Après une thèse soutenue en 2021 à l’Institut des Sciences de l’Évolution de Montpellier (ISEM) sur l’impact des activités humaines sur la biodiversité à l’échelle des communautés, j’ai poursuivi mes recherches à l’Université des Sciences Agricole (SLU) à Uppsala en Suède en 2022 puis à l’Université Paris Saclay en 2023. J’ai ensuite réalisé un postdoctorat avec INRAE à la Maison de la Télédétection à Montpellier et je suis actuellement en postdoctorat au Centre de Synthèse et d’Analyses sur la Biodiversité (CESAB, FRB).

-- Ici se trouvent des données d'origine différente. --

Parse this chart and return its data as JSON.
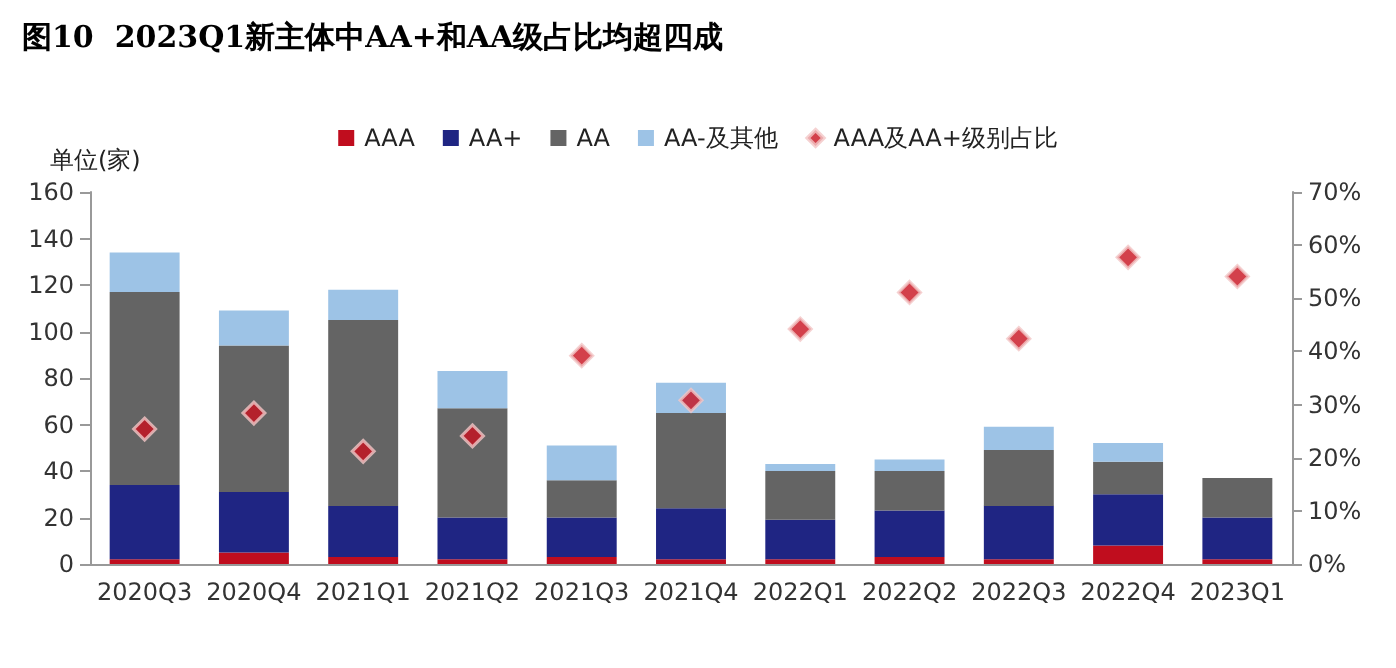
{
  "chart_data": {
    "type": "bar",
    "title": "图10  2023Q1新主体中AA+和AA级占比均超四成",
    "ylabel": "单位(家)",
    "categories": [
      "2020Q3",
      "2020Q4",
      "2021Q1",
      "2021Q2",
      "2021Q3",
      "2021Q4",
      "2022Q1",
      "2022Q2",
      "2022Q3",
      "2022Q4",
      "2023Q1"
    ],
    "stacked": true,
    "legend": "top",
    "grid": false,
    "series": [
      {
        "name": "AAA",
        "color": "#c00d1e",
        "values": [
          2,
          5,
          3,
          2,
          3,
          2,
          2,
          3,
          2,
          8,
          2
        ]
      },
      {
        "name": "AA+",
        "color": "#1f2583",
        "values": [
          32,
          26,
          22,
          18,
          17,
          22,
          17,
          20,
          23,
          22,
          18
        ]
      },
      {
        "name": "AA",
        "color": "#646464",
        "values": [
          83,
          63,
          80,
          47,
          16,
          41,
          21,
          17,
          24,
          14,
          17
        ]
      },
      {
        "name": "AA-及其他",
        "color": "#9dc3e6",
        "values": [
          17,
          15,
          13,
          16,
          15,
          13,
          3,
          5,
          10,
          8,
          0
        ]
      },
      {
        "name": "AAA及AA+级别占比",
        "type": "scatter",
        "axis": "y2",
        "marker": "diamond",
        "color": "#c8101e",
        "values": [
          25.4,
          28.4,
          21.2,
          24.1,
          39.2,
          30.8,
          44.2,
          51.1,
          42.4,
          57.7,
          54.1
        ]
      }
    ],
    "ylim": [
      0,
      160
    ],
    "yticks": [
      0,
      20,
      40,
      60,
      80,
      100,
      120,
      140,
      160
    ],
    "y2lim": [
      0,
      70
    ],
    "y2ticks": [
      {
        "value": 0,
        "label": "0%"
      },
      {
        "value": 10,
        "label": "10%"
      },
      {
        "value": 20,
        "label": "20%"
      },
      {
        "value": 30,
        "label": "30%"
      },
      {
        "value": 40,
        "label": "40%"
      },
      {
        "value": 50,
        "label": "50%"
      },
      {
        "value": 60,
        "label": "60%"
      },
      {
        "value": 70,
        "label": "70%"
      }
    ]
  }
}
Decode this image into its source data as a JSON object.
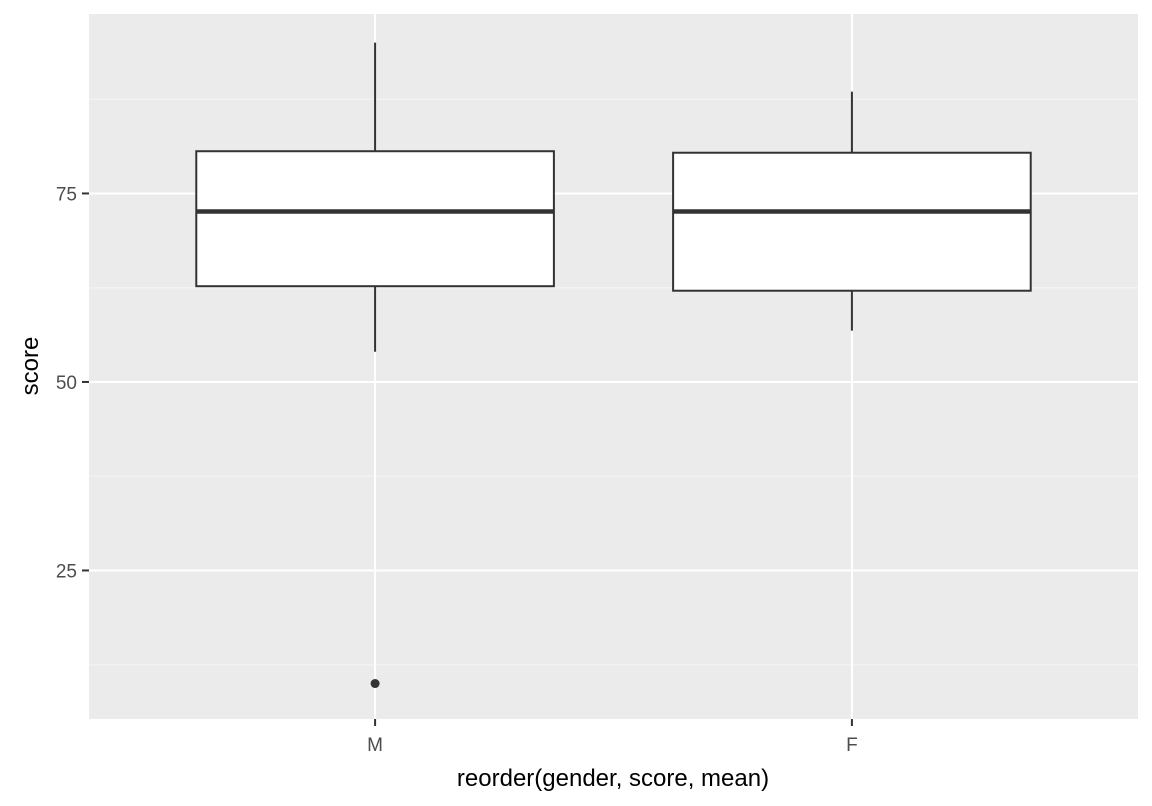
{
  "chart_data": {
    "type": "boxplot",
    "title": "",
    "xlabel": "reorder(gender, score, mean)",
    "ylabel": "score",
    "categories": [
      "M",
      "F"
    ],
    "boxes": [
      {
        "category": "M",
        "whisker_low": 54,
        "q1": 62.7,
        "median": 72.6,
        "q3": 80.6,
        "whisker_high": 95,
        "outliers": [
          10
        ]
      },
      {
        "category": "F",
        "whisker_low": 56.8,
        "q1": 62.1,
        "median": 72.6,
        "q3": 80.4,
        "whisker_high": 88.5,
        "outliers": []
      }
    ],
    "ylim": [
      5.3,
      98.8
    ],
    "y_ticks": [
      25,
      50,
      75
    ],
    "y_tick_labels": [
      "25",
      "50",
      "75"
    ],
    "grid": true,
    "colors": {
      "panel_background": "#ebebeb",
      "grid_major": "#ffffff",
      "grid_minor": "#f5f5f5",
      "box_fill": "#ffffff",
      "box_line": "#333333",
      "tick_text": "#4d4d4d",
      "title_text": "#000000"
    }
  }
}
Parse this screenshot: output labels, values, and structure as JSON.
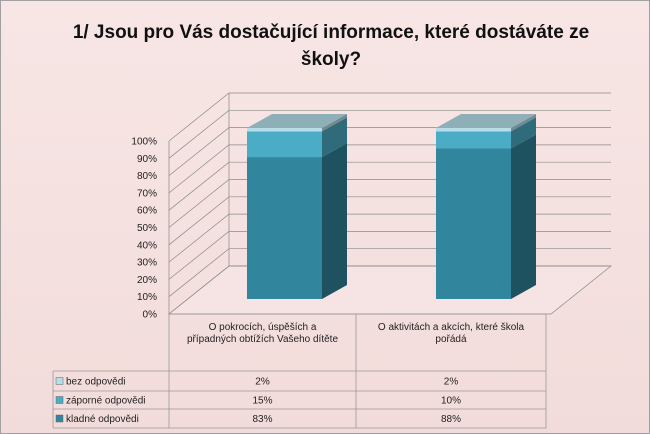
{
  "chart_data": {
    "type": "bar3d_stacked",
    "title": "1/ Jsou pro Vás dostačující informace, které dostáváte ze školy?",
    "categories": [
      "O pokrocích, úspěších a případných obtížích Vašeho dítěte",
      "O aktivitách a akcích, které škola pořádá"
    ],
    "series": [
      {
        "name": "bez odpovědi",
        "color": "#b7dde8",
        "values": [
          2,
          2
        ],
        "value_labels": [
          "2%",
          "2%"
        ]
      },
      {
        "name": "záporné odpovědi",
        "color": "#4bacc6",
        "values": [
          15,
          10
        ],
        "value_labels": [
          "15%",
          "10%"
        ]
      },
      {
        "name": "kladné odpovědi",
        "color": "#31859c",
        "values": [
          83,
          88
        ],
        "value_labels": [
          "83%",
          "88%"
        ]
      }
    ],
    "ylim": [
      0,
      100
    ],
    "yticks": [
      {
        "value": 0,
        "label": "0%"
      },
      {
        "value": 10,
        "label": "10%"
      },
      {
        "value": 20,
        "label": "20%"
      },
      {
        "value": 30,
        "label": "30%"
      },
      {
        "value": 40,
        "label": "40%"
      },
      {
        "value": 50,
        "label": "50%"
      },
      {
        "value": 60,
        "label": "60%"
      },
      {
        "value": 70,
        "label": "70%"
      },
      {
        "value": 80,
        "label": "80%"
      },
      {
        "value": 90,
        "label": "90%"
      },
      {
        "value": 100,
        "label": "100%"
      }
    ],
    "grid": true
  }
}
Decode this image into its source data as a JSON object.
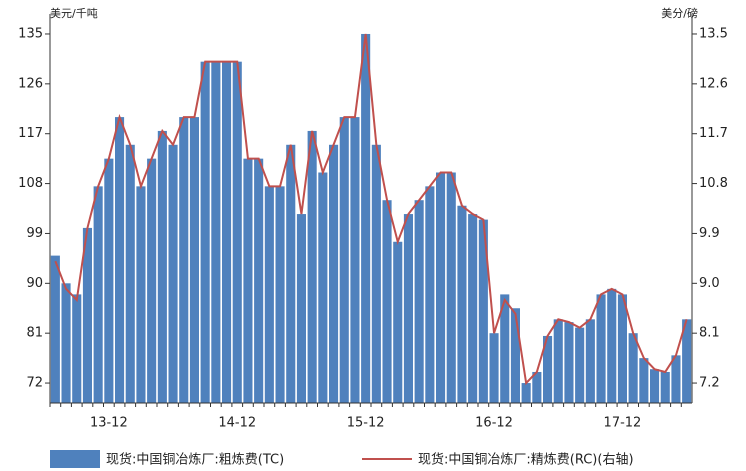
{
  "chart_data": {
    "type": "bar-line",
    "y_unit": "美元/千吨",
    "y2_unit": "美分/磅",
    "categories": [
      null,
      null,
      null,
      null,
      null,
      "13-12",
      null,
      null,
      null,
      null,
      null,
      null,
      null,
      null,
      null,
      null,
      null,
      "14-12",
      null,
      null,
      null,
      null,
      null,
      null,
      null,
      null,
      null,
      null,
      null,
      "15-12",
      null,
      null,
      null,
      null,
      null,
      null,
      null,
      null,
      null,
      null,
      null,
      "16-12",
      null,
      null,
      null,
      null,
      null,
      null,
      null,
      null,
      null,
      null,
      null,
      "17-12",
      null,
      null,
      null,
      null,
      null,
      null
    ],
    "series": [
      {
        "name": "现货:中国铜冶炼厂:粗炼费(TC)",
        "color": "#4f81bd",
        "kind": "bar",
        "values": [
          95,
          90,
          88,
          100,
          107.5,
          112.5,
          120,
          115,
          107.5,
          112.5,
          117.5,
          115,
          120,
          120,
          130,
          130,
          130,
          130,
          112.5,
          112.5,
          107.5,
          107.5,
          115,
          102.5,
          117.5,
          110,
          115,
          120,
          120,
          135,
          115,
          105,
          97.5,
          102.5,
          105,
          107.5,
          110,
          110,
          104,
          102.5,
          101.5,
          81,
          88,
          85.5,
          72,
          74,
          80.5,
          83.5,
          83,
          82,
          83.5,
          88,
          89,
          88,
          81,
          76.5,
          74.5,
          74,
          77,
          83.5
        ]
      },
      {
        "name": "现货:中国铜冶炼厂:精炼费(RC)(右轴)",
        "color": "#c0504d",
        "kind": "line",
        "axis": "y2",
        "values": [
          9.4,
          8.9,
          8.7,
          10,
          10.75,
          11.25,
          12,
          11.5,
          10.75,
          11.25,
          11.75,
          11.5,
          12,
          12,
          13,
          13,
          13,
          13,
          11.25,
          11.25,
          10.75,
          10.75,
          11.5,
          10.25,
          11.75,
          11,
          11.5,
          12,
          12,
          13.5,
          11.5,
          10.5,
          9.75,
          10.25,
          10.5,
          10.75,
          11,
          11,
          10.4,
          10.25,
          10.15,
          8.1,
          8.7,
          8.45,
          7.2,
          7.4,
          8.05,
          8.35,
          8.3,
          8.2,
          8.35,
          8.8,
          8.9,
          8.8,
          8.1,
          7.65,
          7.45,
          7.4,
          7.7,
          8.35
        ]
      }
    ],
    "ylim": [
      68.4,
      136.8
    ],
    "yticks": [
      72,
      81,
      90,
      99,
      108,
      117,
      126,
      135
    ],
    "y2lim": [
      6.84,
      13.68
    ],
    "y2ticks": [
      7.2,
      8.1,
      {
        "value": 9,
        "label": "9.0"
      },
      9.9,
      10.8,
      11.7,
      12.6,
      13.5
    ]
  }
}
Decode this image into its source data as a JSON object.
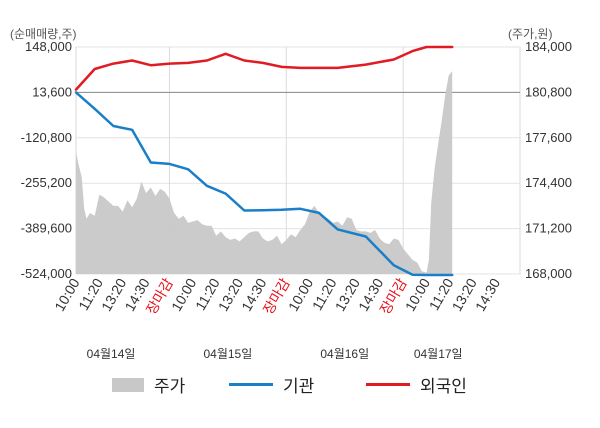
{
  "chart_data": {
    "type": "line",
    "left_axis_unit": "(순매매량,주)",
    "right_axis_unit": "(주가,원)",
    "left_ticks": [
      148000,
      13600,
      -120800,
      -255200,
      -389600,
      -524000
    ],
    "left_tick_labels": [
      "148,000",
      "13,600",
      "-120,800",
      "-255,200",
      "-389,600",
      "-524,000"
    ],
    "right_ticks": [
      184000,
      180800,
      177600,
      174400,
      171200,
      168000
    ],
    "right_tick_labels": [
      "184,000",
      "180,800",
      "177,600",
      "174,400",
      "171,200",
      "168,000"
    ],
    "ylim_left": [
      -524000,
      148000
    ],
    "ylim_right": [
      168000,
      184000
    ],
    "x_tick_labels": [
      "10:00",
      "11:20",
      "13:20",
      "14:30",
      "장마감",
      "10:00",
      "11:20",
      "13:20",
      "14:30",
      "장마감",
      "10:00",
      "11:20",
      "13:20",
      "14:30",
      "장마감",
      "10:00",
      "11:20",
      "13:20",
      "14:30"
    ],
    "close_label": "장마감",
    "date_labels": [
      "04월14일",
      "04월15일",
      "04월16일",
      "04월17일"
    ],
    "date_label_slots": [
      1.5,
      6.5,
      11.5,
      15.5
    ],
    "day_separator_slots": [
      4,
      9,
      14
    ],
    "slot_count": 19,
    "series": [
      {
        "name": "주가",
        "kind": "area",
        "color": "#c8c8c8",
        "axis": "right",
        "values": [
          [
            0,
            176600
          ],
          [
            0.1,
            175800
          ],
          [
            0.25,
            174800
          ],
          [
            0.35,
            172600
          ],
          [
            0.45,
            171900
          ],
          [
            0.6,
            172300
          ],
          [
            0.8,
            172100
          ],
          [
            1.0,
            173600
          ],
          [
            1.2,
            173400
          ],
          [
            1.4,
            173100
          ],
          [
            1.6,
            172800
          ],
          [
            1.8,
            172800
          ],
          [
            2.0,
            172400
          ],
          [
            2.2,
            173200
          ],
          [
            2.4,
            172700
          ],
          [
            2.6,
            173300
          ],
          [
            2.8,
            174500
          ],
          [
            3.0,
            173700
          ],
          [
            3.2,
            174100
          ],
          [
            3.4,
            173500
          ],
          [
            3.6,
            174000
          ],
          [
            3.8,
            173800
          ],
          [
            4.0,
            173300
          ],
          [
            4.2,
            172300
          ],
          [
            4.4,
            171900
          ],
          [
            4.6,
            172100
          ],
          [
            4.8,
            171600
          ],
          [
            5.0,
            171700
          ],
          [
            5.2,
            171800
          ],
          [
            5.4,
            171500
          ],
          [
            5.6,
            171400
          ],
          [
            5.8,
            171400
          ],
          [
            6.0,
            170700
          ],
          [
            6.2,
            171000
          ],
          [
            6.4,
            170600
          ],
          [
            6.6,
            170400
          ],
          [
            6.8,
            170500
          ],
          [
            7.0,
            170300
          ],
          [
            7.2,
            170600
          ],
          [
            7.4,
            170900
          ],
          [
            7.6,
            171000
          ],
          [
            7.8,
            171000
          ],
          [
            8.0,
            170500
          ],
          [
            8.2,
            170300
          ],
          [
            8.4,
            170400
          ],
          [
            8.6,
            170700
          ],
          [
            8.8,
            170100
          ],
          [
            9.0,
            170400
          ],
          [
            9.2,
            170800
          ],
          [
            9.4,
            170600
          ],
          [
            9.6,
            171100
          ],
          [
            9.8,
            171500
          ],
          [
            10.0,
            172400
          ],
          [
            10.2,
            172800
          ],
          [
            10.4,
            172300
          ],
          [
            10.6,
            172100
          ],
          [
            10.8,
            171900
          ],
          [
            11.0,
            171600
          ],
          [
            11.2,
            171700
          ],
          [
            11.4,
            171400
          ],
          [
            11.6,
            172000
          ],
          [
            11.8,
            171900
          ],
          [
            12.0,
            171100
          ],
          [
            12.2,
            171000
          ],
          [
            12.4,
            171000
          ],
          [
            12.6,
            170900
          ],
          [
            12.8,
            171100
          ],
          [
            13.0,
            170500
          ],
          [
            13.2,
            170200
          ],
          [
            13.4,
            170100
          ],
          [
            13.6,
            170500
          ],
          [
            13.8,
            170400
          ],
          [
            14.0,
            169800
          ],
          [
            14.2,
            169400
          ],
          [
            14.4,
            169000
          ],
          [
            14.6,
            168800
          ],
          [
            14.8,
            168200
          ],
          [
            15.0,
            168100
          ],
          [
            15.1,
            169000
          ],
          [
            15.2,
            173000
          ],
          [
            15.35,
            175500
          ],
          [
            15.5,
            177200
          ],
          [
            15.65,
            178800
          ],
          [
            15.8,
            180600
          ],
          [
            15.95,
            182000
          ],
          [
            16.05,
            182200
          ],
          [
            16.1,
            182300
          ]
        ]
      },
      {
        "name": "기관",
        "kind": "line",
        "color": "#1a7fc8",
        "axis": "left",
        "values": [
          [
            0,
            13600
          ],
          [
            0.8,
            -35000
          ],
          [
            1.6,
            -86000
          ],
          [
            2.4,
            -97000
          ],
          [
            3.2,
            -194000
          ],
          [
            4.0,
            -198000
          ],
          [
            4.8,
            -214000
          ],
          [
            5.6,
            -263000
          ],
          [
            6.4,
            -286000
          ],
          [
            7.2,
            -336000
          ],
          [
            8.0,
            -335000
          ],
          [
            8.8,
            -334000
          ],
          [
            9.6,
            -331000
          ],
          [
            10.4,
            -343000
          ],
          [
            11.2,
            -392000
          ],
          [
            12.4,
            -413000
          ],
          [
            13.6,
            -498000
          ],
          [
            14.4,
            -526000
          ],
          [
            15.0,
            -527000
          ],
          [
            16.1,
            -527000
          ]
        ]
      },
      {
        "name": "외국인",
        "kind": "line",
        "color": "#e01b24",
        "axis": "left",
        "values": [
          [
            0,
            22000
          ],
          [
            0.8,
            83000
          ],
          [
            1.6,
            99000
          ],
          [
            2.4,
            108000
          ],
          [
            3.2,
            94000
          ],
          [
            4.0,
            99000
          ],
          [
            4.8,
            101000
          ],
          [
            5.6,
            108000
          ],
          [
            6.4,
            128000
          ],
          [
            7.2,
            108000
          ],
          [
            8.0,
            101000
          ],
          [
            8.8,
            89000
          ],
          [
            9.6,
            86000
          ],
          [
            10.4,
            86000
          ],
          [
            11.2,
            86000
          ],
          [
            12.4,
            96000
          ],
          [
            13.6,
            111000
          ],
          [
            14.4,
            136000
          ],
          [
            15.0,
            148000
          ],
          [
            16.1,
            148000
          ]
        ]
      }
    ]
  },
  "legend": {
    "items": [
      {
        "label": "주가",
        "color": "#c8c8c8"
      },
      {
        "label": "기관",
        "color": "#1a7fc8"
      },
      {
        "label": "외국인",
        "color": "#e01b24"
      }
    ]
  }
}
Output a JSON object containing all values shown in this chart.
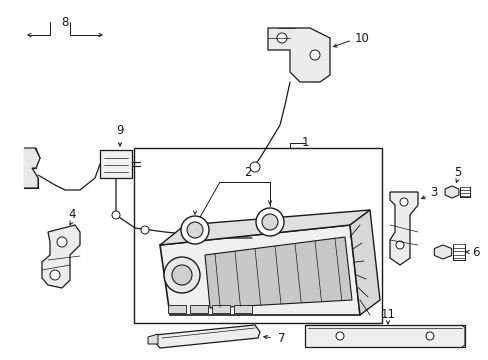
{
  "bg_color": "#ffffff",
  "lc": "#1a1a1a",
  "fig_w": 4.89,
  "fig_h": 3.6,
  "dpi": 100,
  "fs": 8.5
}
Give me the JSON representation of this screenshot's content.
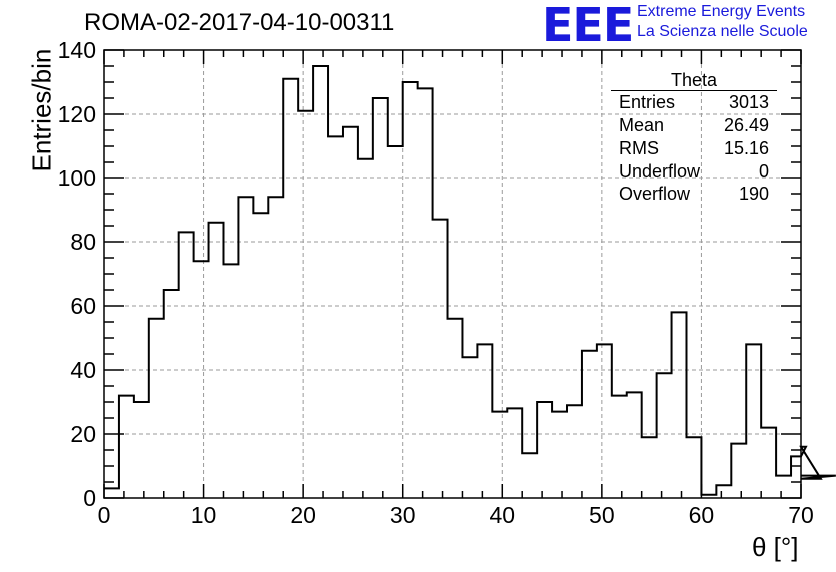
{
  "header": {
    "title": "ROMA-02-2017-04-10-00311",
    "logo_text": "EEE",
    "logo_line1": "Extreme Energy Events",
    "logo_line2": "La Scienza nelle Scuole",
    "brand_color": "#1a1adb"
  },
  "stats": {
    "title": "Theta",
    "rows": [
      {
        "label": "Entries",
        "value": "3013"
      },
      {
        "label": "Mean",
        "value": "26.49"
      },
      {
        "label": "RMS",
        "value": "15.16"
      },
      {
        "label": "Underflow",
        "value": "0"
      },
      {
        "label": "Overflow",
        "value": "190"
      }
    ]
  },
  "chart_data": {
    "type": "bar",
    "style": "step-histogram",
    "title": "ROMA-02-2017-04-10-00311",
    "xlabel": "θ [°]",
    "ylabel": "Entries/bin",
    "xlim": [
      0,
      70
    ],
    "ylim": [
      0,
      140
    ],
    "xticks": [
      0,
      10,
      20,
      30,
      40,
      50,
      60,
      70
    ],
    "yticks": [
      0,
      20,
      40,
      60,
      80,
      100,
      120,
      140
    ],
    "grid": true,
    "bin_width": 1.5,
    "bin_edges_start": 0,
    "values": [
      3,
      32,
      30,
      56,
      65,
      83,
      74,
      86,
      73,
      94,
      89,
      94,
      131,
      121,
      135,
      113,
      116,
      106,
      125,
      110,
      130,
      128,
      87,
      56,
      44,
      48,
      27,
      28,
      14,
      30,
      27,
      29,
      46,
      48,
      32,
      33,
      19,
      39,
      58,
      19,
      1,
      4,
      17,
      48,
      22,
      7,
      13,
      16,
      6,
      7
    ]
  }
}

Mes recherches se concentrent sur deux pôles interconnectés, la biologie de la conservation et l’économie écologique.
Pour le premier pôle, en utilisant les données de sciences participatives ainsi que des données renseignant l’empreinte humaine à large échelle, j’étudie le devenir des communautés d’oiseaux communs en France et en Europe face aux perturbations anthropiques croissantes. Une partie de mon travail consiste donc à mettre en évidence la non-linéarité des dynamiques des populations aviaires ainsi que des pressions auxquelles elles sont soumises, et à relier pressions et réponses pour participer à comprendre l’érosion et la destruction de la biodiversité. Cette degradation n’affecte pas seulement les espèces, mais aussi les liens qui existent entre espèces et je m’intéresse par conséquent aussi aux changements qui affectent ces interdépendances elles-mêmes, en ayant recours à des analyses statistiques permettant d’estimer interactions et associations entre espèces, dans le temps et l’espace.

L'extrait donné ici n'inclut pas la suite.